Von außen wirkt Zeldas Perückengeschäft im New Yorker Stadtteil Brooklyn sehr diskret und exklusiv. Die Fensterscheiben sind milchig-trüb und man muss klingeln, um hineinzukommen. Die meisten Kundinnen vereinbaren vorher einen Termin mit Zeldas Kollegin Rochel. Auf einem Regal hinter dem Empfangstresen befindet sich ein gerahmtes Foto vom verstorbenen Lubavitscher Rabbi.
Daneben steht ein Styroporkopf, und da herum hängen reihenweise Echthaarperücken, lange und kurze, wellige und glatte, blonde und schwarze. Je nach Länge kosten die zwischen 2000 und 5000 Dollar und halten bis zu fünf Jahre.
Rochel hat einen Termin mit Tiffany. Sie heiratet in ein paar Monaten und ist auf der Suche nach ihrer ersten Perücke. "Ich will, dass die Perücke wie mein Haar aussieht", meint Tiffany und setzt sich auf einen Drehstuhl mit Blick auf den Spiegel. "Die da sieht cool aus." Sie zeigt auf eine lange, braune Perücke mit leichten Wellen.

Sich Gott näher fühlen

Fällt es ihr leicht, dieses Gebot umzusetzen? "Ja und nein", meint sie. "Ich würde sagen ja, denn die orthodoxen Frauen, zu denen ich aufschaue, befolgen das Gebot mit so viel Freude und Stolz. Das gibt mir Kraft." Aber ob es Gott wirklich kümmert, ob sie eine Perücke trägt? Das sei eine gute Frage, meint Tiffany. "Gott gibt uns den freien Willen, um eigene Entscheidungen zu treffen. Gott gab uns die Tora, und durch sie können wir eine Beziehung mit ihm aufbauen. Wenn ich mich an ein Gebot halte, stärkt es diese Beziehung – und wenn nicht, distanziere ich mich von Gott. Ist Gott wütend, wenn ich mich nicht an ein Gebot halte? Nein, denn ich gebe mein Bestes."
Eine weitere Kundin ist Sarah, eine Freundin von Rochel. Sie ist frisch verlobt. Ihre und seine Familie seien beide "streng religiös", sagt sie. Deswegen wolle sie erst einmal eine Perücke, die alles bedecke. "Damit sich niemand unwohl fühlt." Den ganzen Tag sei sie wegen der Perückenanprobe nervös gewesen, erzählt Sarah Rochel weiter. "Die ganze Sache ist schon komisch, aber ich fühle mich jetzt besser." – Ja, meint Rochel, anfangs sei es schon aufregend, "so ein komisches Objekt" aufzusetzen.

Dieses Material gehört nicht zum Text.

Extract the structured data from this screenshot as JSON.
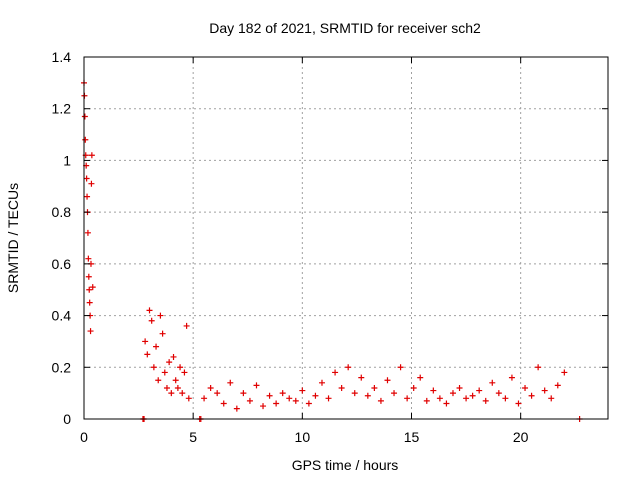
{
  "chart_data": {
    "type": "scatter",
    "title": "Day 182 of 2021, SRMTID for receiver sch2",
    "xlabel": "GPS time / hours",
    "ylabel": "SRMTID / TECUs",
    "xlim": [
      0,
      24
    ],
    "ylim": [
      0,
      1.4
    ],
    "xticks": [
      "0",
      "5",
      "10",
      "15",
      "20"
    ],
    "yticks": [
      "0",
      "0.2",
      "0.4",
      "0.6",
      "0.8",
      "1",
      "1.2",
      "1.4"
    ],
    "grid": true,
    "marker": "+",
    "color": "#e00000",
    "series": [
      {
        "name": "sch2",
        "x": [
          0.0,
          0.02,
          0.04,
          0.06,
          0.08,
          0.1,
          0.12,
          0.14,
          0.16,
          0.18,
          0.2,
          0.22,
          0.24,
          0.26,
          0.28,
          0.3,
          0.32,
          0.34,
          0.36,
          0.4,
          2.7,
          2.75,
          2.8,
          2.9,
          3.0,
          3.1,
          3.2,
          3.3,
          3.4,
          3.5,
          3.6,
          3.7,
          3.8,
          3.9,
          4.0,
          4.1,
          4.2,
          4.3,
          4.4,
          4.5,
          4.6,
          4.7,
          4.8,
          5.3,
          5.35,
          5.5,
          5.8,
          6.1,
          6.4,
          6.7,
          7.0,
          7.3,
          7.6,
          7.9,
          8.2,
          8.5,
          8.8,
          9.1,
          9.4,
          9.7,
          10.0,
          10.3,
          10.6,
          10.9,
          11.2,
          11.5,
          11.8,
          12.1,
          12.4,
          12.7,
          13.0,
          13.3,
          13.6,
          13.9,
          14.2,
          14.5,
          14.8,
          15.1,
          15.4,
          15.7,
          16.0,
          16.3,
          16.6,
          16.9,
          17.2,
          17.5,
          17.8,
          18.1,
          18.4,
          18.7,
          19.0,
          19.3,
          19.6,
          19.9,
          20.2,
          20.5,
          20.8,
          21.1,
          21.4,
          21.7,
          22.0,
          22.7
        ],
        "y": [
          1.3,
          1.25,
          1.17,
          1.08,
          1.02,
          0.98,
          0.93,
          0.86,
          0.8,
          0.72,
          0.62,
          0.55,
          0.5,
          0.45,
          0.4,
          0.34,
          0.6,
          0.91,
          1.02,
          0.51,
          0.0,
          0.0,
          0.3,
          0.25,
          0.42,
          0.38,
          0.2,
          0.28,
          0.15,
          0.4,
          0.33,
          0.18,
          0.12,
          0.22,
          0.1,
          0.24,
          0.15,
          0.12,
          0.2,
          0.1,
          0.18,
          0.36,
          0.08,
          0.0,
          0.0,
          0.08,
          0.12,
          0.1,
          0.06,
          0.14,
          0.04,
          0.1,
          0.07,
          0.13,
          0.05,
          0.09,
          0.06,
          0.1,
          0.08,
          0.07,
          0.11,
          0.06,
          0.09,
          0.14,
          0.08,
          0.18,
          0.12,
          0.2,
          0.1,
          0.16,
          0.09,
          0.12,
          0.07,
          0.15,
          0.1,
          0.2,
          0.08,
          0.12,
          0.16,
          0.07,
          0.11,
          0.08,
          0.06,
          0.1,
          0.12,
          0.08,
          0.09,
          0.11,
          0.07,
          0.14,
          0.1,
          0.08,
          0.16,
          0.06,
          0.12,
          0.09,
          0.2,
          0.11,
          0.08,
          0.13,
          0.18,
          0.0
        ]
      }
    ]
  }
}
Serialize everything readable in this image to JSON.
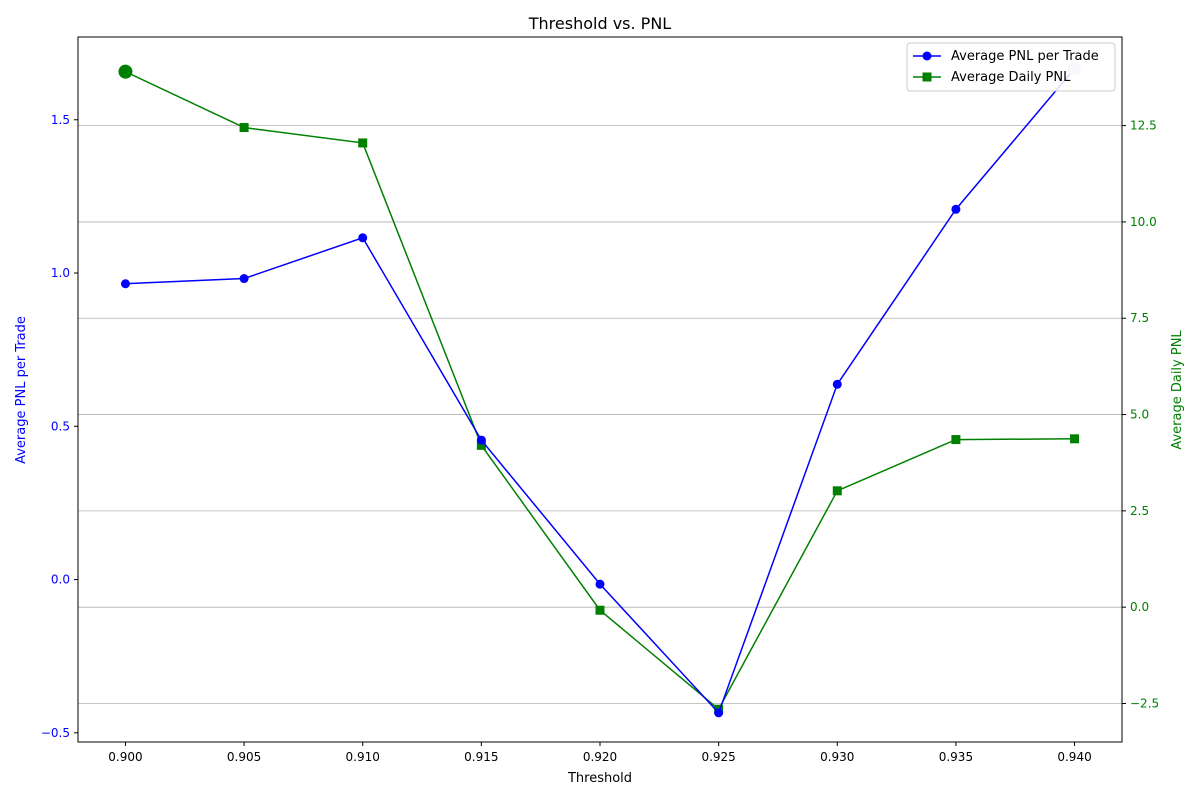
{
  "chart_data": {
    "type": "line",
    "title": "Threshold vs. PNL",
    "xlabel": "Threshold",
    "ylabel_left": "Average PNL per Trade",
    "ylabel_right": "Average Daily PNL",
    "x": [
      0.9,
      0.905,
      0.91,
      0.915,
      0.92,
      0.925,
      0.93,
      0.935,
      0.94
    ],
    "x_ticks": [
      "0.900",
      "0.905",
      "0.910",
      "0.915",
      "0.920",
      "0.925",
      "0.930",
      "0.935",
      "0.940"
    ],
    "xlim": [
      0.898,
      0.942
    ],
    "left_axis": {
      "ylim": [
        -0.53,
        1.77
      ],
      "ticks": [
        -0.5,
        0.0,
        0.5,
        1.0,
        1.5
      ],
      "tick_labels": [
        "−0.5",
        "0.0",
        "0.5",
        "1.0",
        "1.5"
      ],
      "color": "#0000ff"
    },
    "right_axis": {
      "ylim": [
        -3.5,
        14.8
      ],
      "ticks": [
        -2.5,
        0.0,
        2.5,
        5.0,
        7.5,
        10.0,
        12.5
      ],
      "tick_labels": [
        "−2.5",
        "0.0",
        "2.5",
        "5.0",
        "7.5",
        "10.0",
        "12.5"
      ],
      "color": "#008000"
    },
    "grid": "horizontal, right axis",
    "legend_position": "top-right",
    "series": [
      {
        "name": "Average PNL per Trade",
        "axis": "left",
        "marker": "circle",
        "color": "#0000ff",
        "highlight_color": "#ccccf0",
        "highlight_index": 8,
        "values": [
          0.965,
          0.982,
          1.115,
          0.455,
          -0.015,
          -0.435,
          0.637,
          1.208,
          1.667
        ]
      },
      {
        "name": "Average Daily PNL",
        "axis": "right",
        "marker": "square",
        "color": "#008000",
        "highlight_index": 0,
        "values": [
          13.9,
          12.45,
          12.05,
          4.2,
          -0.08,
          -2.65,
          3.02,
          4.35,
          4.37
        ]
      }
    ]
  }
}
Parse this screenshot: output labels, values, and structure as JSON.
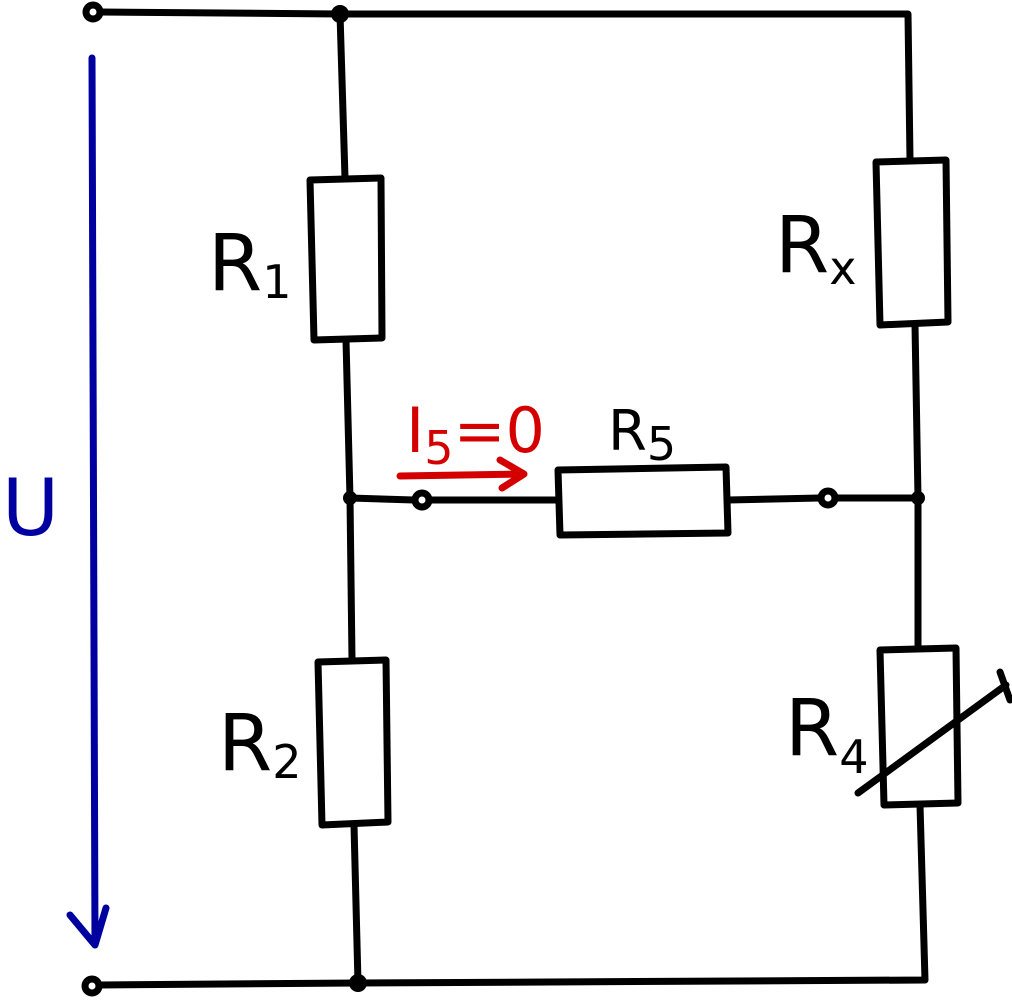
{
  "diagram": {
    "type": "wheatstone-bridge circuit",
    "voltage": {
      "label": "U",
      "color": "#0000a0"
    },
    "current": {
      "label_main": "I",
      "label_sub": "5",
      "label_rest": "=0",
      "color": "#d40000"
    },
    "resistors": [
      {
        "id": "R1",
        "main": "R",
        "sub": "1"
      },
      {
        "id": "Rx",
        "main": "R",
        "sub": "x"
      },
      {
        "id": "R5",
        "main": "R",
        "sub": "5"
      },
      {
        "id": "R2",
        "main": "R",
        "sub": "2"
      },
      {
        "id": "R4",
        "main": "R",
        "sub": "4",
        "variable": true
      }
    ]
  }
}
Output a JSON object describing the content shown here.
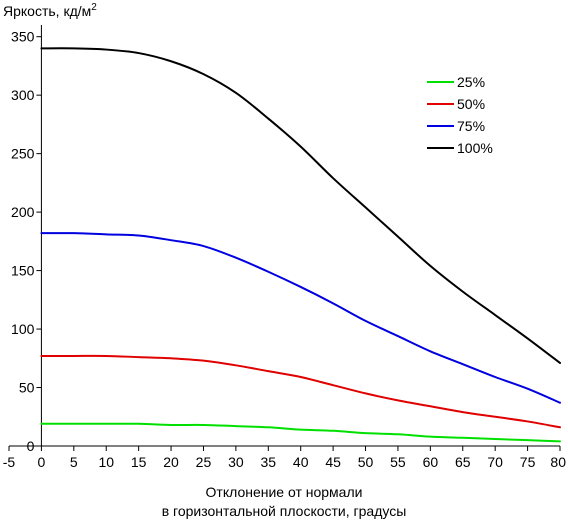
{
  "chart_data": {
    "type": "line",
    "title": "",
    "ylabel": "Яркость, кд/м",
    "ylabel_sup": "2",
    "xlabel_line1": "Отклонение от нормали",
    "xlabel_line2": "в горизонтальной плоскости, градусы",
    "xlim": [
      -5,
      80
    ],
    "ylim": [
      0,
      360
    ],
    "xticks": [
      -5,
      0,
      5,
      10,
      15,
      20,
      25,
      30,
      35,
      40,
      45,
      50,
      55,
      60,
      65,
      70,
      75,
      80
    ],
    "yticks": [
      0,
      50,
      100,
      150,
      200,
      250,
      300,
      350
    ],
    "grid": false,
    "legend_position": "top-right",
    "x": [
      0,
      5,
      10,
      15,
      20,
      25,
      30,
      35,
      40,
      45,
      50,
      55,
      60,
      65,
      70,
      75,
      80
    ],
    "series": [
      {
        "name": "25%",
        "color": "#00e000",
        "values": [
          19,
          19,
          19,
          19,
          18,
          18,
          17,
          16,
          14,
          13,
          11,
          10,
          8,
          7,
          6,
          5,
          4
        ]
      },
      {
        "name": "50%",
        "color": "#e00000",
        "values": [
          77,
          77,
          77,
          76,
          75,
          73,
          69,
          64,
          59,
          52,
          45,
          39,
          34,
          29,
          25,
          21,
          16
        ]
      },
      {
        "name": "75%",
        "color": "#0000e0",
        "values": [
          182,
          182,
          181,
          180,
          176,
          171,
          161,
          149,
          136,
          122,
          107,
          94,
          81,
          70,
          59,
          49,
          37
        ]
      },
      {
        "name": "100%",
        "color": "#000000",
        "values": [
          340,
          340,
          339,
          336,
          329,
          318,
          302,
          280,
          256,
          229,
          204,
          179,
          154,
          132,
          112,
          92,
          71
        ]
      }
    ]
  }
}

Die Perücke tragen, um dazuzugehören

Alle verheirateten Frauen in Sarahs Familie tragen eine Perücke. "Ich will meine Haare zunächst einmal bedecken, um dazuzugehören", gesteht Sarah. "Aber letztendlich, und ich glaube, ein kleiner Teil von mir spürt das schon, ist das Gebot etwas, was ich wirklich umsetzen will. Ich glaube, irgendwann bin ich soweit, dass ich sagen werde: Das ist etwas, das ich für mich tun möchte, auch wenn niemand um mich herum sagt, dass ich es tun soll."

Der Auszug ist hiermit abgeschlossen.